“Sh-sh!” warned Isabel, “go along.”

The girls began to arrive for class, one or two at a time at first. Fortunately for the scheme the Latin room was at a corner of the building, where the noise of the dismissal of classes was least, and the learned Doctor was very absent-minded.

The sound of the last bell had died away. Isabel and Grace kept count and knew that the last Cicero girl had come and gone, those who did not understand with thankful, smiling looks and no disposition to go to the door to view the notice more closely, and those who were in the plan with careful tip-toeing and looks of joy.

Grace whisked up the stairs in the front of the building, and Isabel up the back stairs, there to meet and giggle, as Dr. Carver at last opened her door and came out in perplexed surprise. She looked up and down the hall, and even went out to the front entrance. Then coming back, she saw the notice. Isabel, who had been leaning over the bannister to see Dr. Carver’s movements, backed away into Grace’s arms with a suppressed shriek. “I wish you had seen her face when she caught sight of that notice! She’ll finish all of us tomorrow sure! Let’s pass the word around to have perfect lessons!”

Grace took a peep, but turning hastily, caught Isabel’s arm. “Hurry, she’s coming up!” Up the second flight to the third story they tiptoed, right over the angry Doctor’s head, and thankful they were that she was fat and slow.

“Come on; we’ll be in the library reading, and not together.”

“Not I,” said Grace, “I’m going to be safe in my little room over at Greycliff Hall. Watch me get down the front stairs!”
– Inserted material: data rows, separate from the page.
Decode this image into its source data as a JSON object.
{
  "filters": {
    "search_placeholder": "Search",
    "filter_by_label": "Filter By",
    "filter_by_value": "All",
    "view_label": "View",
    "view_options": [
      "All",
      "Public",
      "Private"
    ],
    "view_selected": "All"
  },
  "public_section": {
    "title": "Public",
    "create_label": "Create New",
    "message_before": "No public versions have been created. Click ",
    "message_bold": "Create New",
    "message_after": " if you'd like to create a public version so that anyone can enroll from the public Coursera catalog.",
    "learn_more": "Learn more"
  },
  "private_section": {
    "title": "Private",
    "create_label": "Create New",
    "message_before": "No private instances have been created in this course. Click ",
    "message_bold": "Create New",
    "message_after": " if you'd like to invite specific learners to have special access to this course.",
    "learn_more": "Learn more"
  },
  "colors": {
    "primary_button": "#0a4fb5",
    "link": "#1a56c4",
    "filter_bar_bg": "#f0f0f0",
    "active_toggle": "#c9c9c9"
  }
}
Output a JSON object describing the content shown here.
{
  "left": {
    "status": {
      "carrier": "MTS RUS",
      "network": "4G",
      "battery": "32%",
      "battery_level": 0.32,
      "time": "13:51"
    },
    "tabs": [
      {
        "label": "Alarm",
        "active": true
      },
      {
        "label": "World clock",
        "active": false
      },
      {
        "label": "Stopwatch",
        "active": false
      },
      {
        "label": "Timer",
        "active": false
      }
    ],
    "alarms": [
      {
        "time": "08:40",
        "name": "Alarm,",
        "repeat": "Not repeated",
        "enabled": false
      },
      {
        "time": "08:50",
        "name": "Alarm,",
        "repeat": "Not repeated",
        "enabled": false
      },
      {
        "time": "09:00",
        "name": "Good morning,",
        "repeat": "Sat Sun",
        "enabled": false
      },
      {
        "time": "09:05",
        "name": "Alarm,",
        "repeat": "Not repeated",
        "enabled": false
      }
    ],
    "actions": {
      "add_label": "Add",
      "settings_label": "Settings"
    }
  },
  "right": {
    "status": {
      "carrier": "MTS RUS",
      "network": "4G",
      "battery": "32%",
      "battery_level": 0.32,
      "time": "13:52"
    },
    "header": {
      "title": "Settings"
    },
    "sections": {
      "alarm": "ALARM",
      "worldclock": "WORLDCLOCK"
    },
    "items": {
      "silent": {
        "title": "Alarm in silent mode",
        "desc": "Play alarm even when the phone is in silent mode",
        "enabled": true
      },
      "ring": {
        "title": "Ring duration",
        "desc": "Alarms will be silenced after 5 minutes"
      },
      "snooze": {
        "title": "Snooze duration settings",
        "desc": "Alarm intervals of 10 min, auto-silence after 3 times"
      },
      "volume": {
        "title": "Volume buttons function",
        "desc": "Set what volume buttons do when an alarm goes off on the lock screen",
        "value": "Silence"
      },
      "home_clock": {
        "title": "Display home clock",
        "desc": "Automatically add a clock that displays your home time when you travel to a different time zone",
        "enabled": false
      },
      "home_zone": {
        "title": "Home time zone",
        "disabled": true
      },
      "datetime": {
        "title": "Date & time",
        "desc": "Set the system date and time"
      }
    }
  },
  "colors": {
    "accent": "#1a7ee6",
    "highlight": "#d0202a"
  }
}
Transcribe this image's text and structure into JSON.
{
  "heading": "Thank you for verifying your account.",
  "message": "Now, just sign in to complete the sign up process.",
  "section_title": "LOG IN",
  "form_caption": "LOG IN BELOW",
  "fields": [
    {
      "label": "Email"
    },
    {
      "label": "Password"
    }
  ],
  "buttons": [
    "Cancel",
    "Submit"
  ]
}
The next day faces of great innocence met Dr. Carver’s shrewd looks. After marking her roll, she made a few sarcastic remarks about pupils who had nothing better to do than play tricks. “It is an evidence of low order of intellect,” said she. More than once she looked sternly at one of the girls who was a gay little thing and rarely had her lessons, but was entirely innocent of any part in this.

“If I did not know that this class is not capable of getting even the usual number of lines, and that I would punish the innocent with the guilty, I would give you a double lesson for tomorrow. But for the present we shall let it go. After this, when you see a notice on a teacher’s door take the trouble to try the door and see if the notice has been put up by authority. Under similar circumstances, hereafter, each pupil will receive a zero for the recitation missed. And let me remark that if any of you are interested in passing the course, you can ill afford to have a zero included among grades that are none too high as it is!”

And the Cicero class surely had reason to squirm that day. No matter how fine the reading, Dr. Carver asked the most unheard of questions (according to their story), and pushed the discussions of subjunctives until, as Eloise said afterward, they all knew that they had never even heard anything before about a Latin verb, let alone understanding it! Ordinarily Eloise and Hilary were ready for the questions on syntax, but today they only shook their heads at the rapid fire of questions put in the “scientific” foreign fashion of making everything as profound and obscure as possible. With dazed eyes they watched the satisfied way in which the offended Doctor of Philosophy recorded grades after their efforts to recite, “zeros at most,” said Eloise, “and no doubt she had invented something lower, maybe a zero minus.”